Last Wednesday, Chloe Learey delivered checks to three employees at West Bee Nurse School.
“It was a great feeling to hand these teachers a check,” said Learey, who initiated the coalition in 2018 and serves as executive director of Winston Prouty Center for Child and Family Development. “They were really happy and it was really fun. It made my week, maybe my month.”
Corbeil said she doesn’t have any specific plans for the extra money at the moment.
“We’re sort of stashing it away right now as a buffer in case we need it,” she said.
Learey envisions the checks being used for fixing a car or covering increasingly high gas prices, saying that “small amounts of money can make a big difference sometimes.”
She said the Elizabeth Christie Fund, established for this effort and named for a local woman who advocates strongly for the field, will continue to serve as “a vehicle for supporting our mission of maintaining and adding child care slots in Windham County.”
“I think it’s meant to be flexible and responsive to whatever needs might be happening in the community,” she said.
When the fund initially started, its aim was to help retain child care workers. Learey called the checks “a Band Aid to offer appreciation and let people know how much we appreciate them.”
Learey is hopeful there will be changes coming soon.
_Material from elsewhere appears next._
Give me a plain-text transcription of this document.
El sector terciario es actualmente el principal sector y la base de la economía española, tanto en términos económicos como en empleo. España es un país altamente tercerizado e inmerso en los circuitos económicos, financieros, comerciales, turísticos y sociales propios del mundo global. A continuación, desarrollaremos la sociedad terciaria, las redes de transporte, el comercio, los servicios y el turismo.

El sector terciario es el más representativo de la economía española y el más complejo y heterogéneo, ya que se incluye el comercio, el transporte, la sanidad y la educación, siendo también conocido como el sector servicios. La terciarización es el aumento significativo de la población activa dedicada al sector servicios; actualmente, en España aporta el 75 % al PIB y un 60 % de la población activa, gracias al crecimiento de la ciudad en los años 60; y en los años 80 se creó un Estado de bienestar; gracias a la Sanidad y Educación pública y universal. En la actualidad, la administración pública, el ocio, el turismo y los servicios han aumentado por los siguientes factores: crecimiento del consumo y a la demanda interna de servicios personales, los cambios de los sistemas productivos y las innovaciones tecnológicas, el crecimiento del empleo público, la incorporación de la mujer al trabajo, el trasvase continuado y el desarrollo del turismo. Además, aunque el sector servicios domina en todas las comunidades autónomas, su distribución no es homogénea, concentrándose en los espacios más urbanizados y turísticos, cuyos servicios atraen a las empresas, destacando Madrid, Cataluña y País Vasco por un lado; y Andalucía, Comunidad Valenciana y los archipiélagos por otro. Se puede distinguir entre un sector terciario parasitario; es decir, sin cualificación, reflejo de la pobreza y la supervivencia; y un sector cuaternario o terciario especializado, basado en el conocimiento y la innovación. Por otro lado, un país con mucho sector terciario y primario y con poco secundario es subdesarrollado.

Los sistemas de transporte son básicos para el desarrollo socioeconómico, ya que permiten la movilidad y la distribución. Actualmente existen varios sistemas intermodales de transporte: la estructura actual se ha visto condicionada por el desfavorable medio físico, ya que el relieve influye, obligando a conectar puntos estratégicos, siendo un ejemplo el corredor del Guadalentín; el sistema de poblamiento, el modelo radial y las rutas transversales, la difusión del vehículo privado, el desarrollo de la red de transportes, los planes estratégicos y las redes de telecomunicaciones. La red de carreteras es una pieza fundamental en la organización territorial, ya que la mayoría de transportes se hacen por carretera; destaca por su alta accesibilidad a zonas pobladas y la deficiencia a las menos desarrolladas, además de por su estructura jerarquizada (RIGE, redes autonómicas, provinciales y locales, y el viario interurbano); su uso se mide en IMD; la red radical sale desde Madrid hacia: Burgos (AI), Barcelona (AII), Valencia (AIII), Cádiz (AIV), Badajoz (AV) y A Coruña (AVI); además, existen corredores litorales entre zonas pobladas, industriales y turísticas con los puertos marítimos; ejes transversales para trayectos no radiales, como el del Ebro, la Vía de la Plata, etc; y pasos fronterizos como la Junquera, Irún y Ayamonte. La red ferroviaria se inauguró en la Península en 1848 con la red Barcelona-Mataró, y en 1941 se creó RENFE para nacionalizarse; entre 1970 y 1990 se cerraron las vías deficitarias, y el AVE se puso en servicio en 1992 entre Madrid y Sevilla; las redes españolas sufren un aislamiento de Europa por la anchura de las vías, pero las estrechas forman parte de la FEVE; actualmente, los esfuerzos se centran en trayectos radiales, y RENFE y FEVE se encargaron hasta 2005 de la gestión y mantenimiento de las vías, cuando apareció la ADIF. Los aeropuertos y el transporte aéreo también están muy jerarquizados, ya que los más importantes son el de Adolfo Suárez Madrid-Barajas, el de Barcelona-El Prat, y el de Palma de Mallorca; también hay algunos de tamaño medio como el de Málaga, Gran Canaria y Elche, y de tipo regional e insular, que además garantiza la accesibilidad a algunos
A bill passed last year by the Vermont Legislature would increase subsidy reimbursements, she said, theoretically helping to pay child care workers more and cover professional development costs.
The coalition’s next project is anticipated to be a series of webinars or videos sharing information about opening or expanding child care programs. That’s a way to add much-needed slots in the area, Learey said.
“We have classrooms closed and not enough people to work,” she said.
Moriah Carney, director and lead teacher at West Bee Nursery School who has been in the field for more than 20 years, described being “really impressed by how our community valued us so much.”
“A lot of the times, we get things that come down at a state level but this was really heartwarming to have our community recognize how hard all the early educators work and this is one of the first that I can remember where it’s been a community initiative,” she said. “It was a little bit of a tearjerker. It felt so good to receive some funds for all the work we had to do.”
Carney recounted how throughout the pandemic, those in child care continued to work tirelessly.
“It’s been extremely tough,” she said. “We wear so many hats as early educators, we had to take some breaths and just live one day at a time to do the very best we could to survive.”
Carney said the pandemic “really solidified how important our role is at a state level and at a community, and that we truly are a piece of the backbone that has our economy going strong. And because of that, it seems like our legislators are really listening to our pleas. We need higher wages. We need benefits.”
Giving a “huge shout” to all the supporters of the coalition’s fundraiser, Carney said she hasn’t decided exactly how she’ll use the money but it will definitely be something for her family. She suggested the potential for a camping or road trip or something to reconnect as a family after working extra long hours.
“My children, I know, have been put on the backburner at times so I can do the job that’s in front of me,” she said.
Jessica “Essy” Farquhar, teacher assistant at West Bee Nursey School who has been in early education on and off since 2007, said it means a lot to her to “feel that appreciation from the community.” She plans to use the money to take her family camping.
Farquhar called employment in child care “so fulfilling.”
“You can be working on something with a child and just see that lightbulb go off and see the pride on their face,” she said. “It just makes all the hard days worth it.”
Learey said it’s nice to close the fundraising campaign and “tie a bow” on the project. She wishes a little more money could have been collected for the effort but said she’s proud of the amount raised.
“I feel like our community really did show up and support early educators and realize how important they are,” she said.
Marty Cohn, coalition member and public relations professional, suggested the project could be emulated in other communities.